Genetic variants in acetylcholine processing and significant improvement with pyridostigmine in a patient with postural orthostatic tachycardia syndrome: a case report

Postural orthostatic tachycardia syndrome (POTS) is a common autonomic disorder of heterogeneous pathophysiology involving relative sympathetic overactivity and/or parasympathetic hypofunction. Postural orthostatic tachycardia syndrome is characterized by exaggerated postural tachycardia in the absence of orthostatic hypotension, in conjunction with orthostatic intolerance and other cardiovascular and neurologic features.

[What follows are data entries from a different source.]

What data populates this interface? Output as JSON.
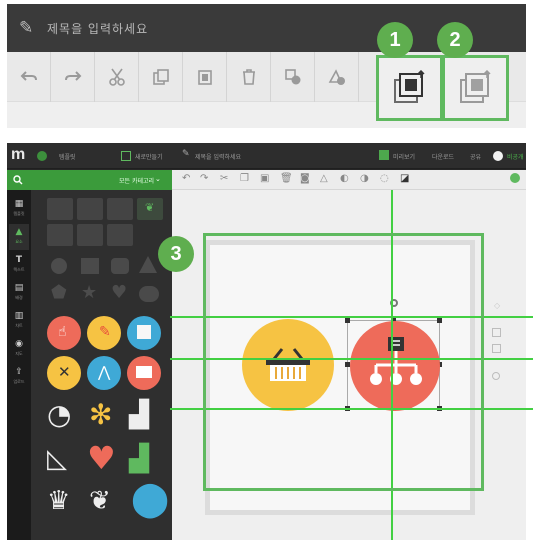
{
  "top_callout": {
    "title": "제목을 입력하세요",
    "tools": [
      {
        "name": "undo-icon"
      },
      {
        "name": "redo-icon"
      },
      {
        "name": "cut-icon"
      },
      {
        "name": "copy-icon"
      },
      {
        "name": "paste-icon"
      },
      {
        "name": "delete-icon"
      },
      {
        "name": "group-icon"
      },
      {
        "name": "ungroup-icon"
      }
    ],
    "highlight_tools": [
      {
        "name": "bring-to-front-icon",
        "badge": "1"
      },
      {
        "name": "send-to-back-icon",
        "badge": "2"
      }
    ]
  },
  "app": {
    "header": {
      "logo": "m",
      "items": [
        "템플릿",
        "새로만들기",
        "제목을 입력하세요"
      ],
      "right_items": [
        "미리보기",
        "다운로드",
        "공유",
        "비공개"
      ]
    },
    "search": {
      "placeholder": "",
      "dropdown": "모든 카테고리"
    },
    "rail": [
      {
        "icon": "template-icon",
        "label": "템플릿"
      },
      {
        "icon": "element-icon",
        "label": "요소"
      },
      {
        "icon": "text-icon",
        "label": "텍스트"
      },
      {
        "icon": "background-icon",
        "label": "배경"
      },
      {
        "icon": "chart-icon",
        "label": "차트"
      },
      {
        "icon": "map-icon",
        "label": "지도"
      },
      {
        "icon": "upload-icon",
        "label": "업로드"
      }
    ],
    "canvas_badge": "3"
  },
  "colors": {
    "accent_green": "#5fb95f",
    "guide_green": "#43d043",
    "basket_circle": "#f6c343",
    "diagram_circle": "#ee6b5a"
  }
}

We report a 30-year-old woman with POTS who experienced significant improvement with pyridostigmine. The whole genome sequencing demonstrated four single nucleotide polymorphisms—AchE, BChE, PEMT, and CHDH—variants involved in acetylcholine processing that may have led to acetylcholine deficiency and resultant parasympathetic hypofunction with relative sympathetic hyperactivity in this patient. Her Composite Autonomic Symptom Score-31 (COMPASS-31) after initiation of pyridostigmine decreased from 56.15 pre-treatment to 32 post-treatment, which indicated a 43% improvement in autonomic symptom burden, while her daily step count increased from an average of 4000 steps pre- to 7500 steps post-treatment with pyridostigmine.

We hypothesize that genetic variants in acetylcholine processing may result in acetylcholine deficiency state and may represent one of many pathophysiologic mechanisms of POTS. Whole genome sequencing and validated genetic tests for these and other genetic variants may be valuable diagnostic tools in delineating specific pathophysiology, POTS phenotypes, and personalized treatment approaches.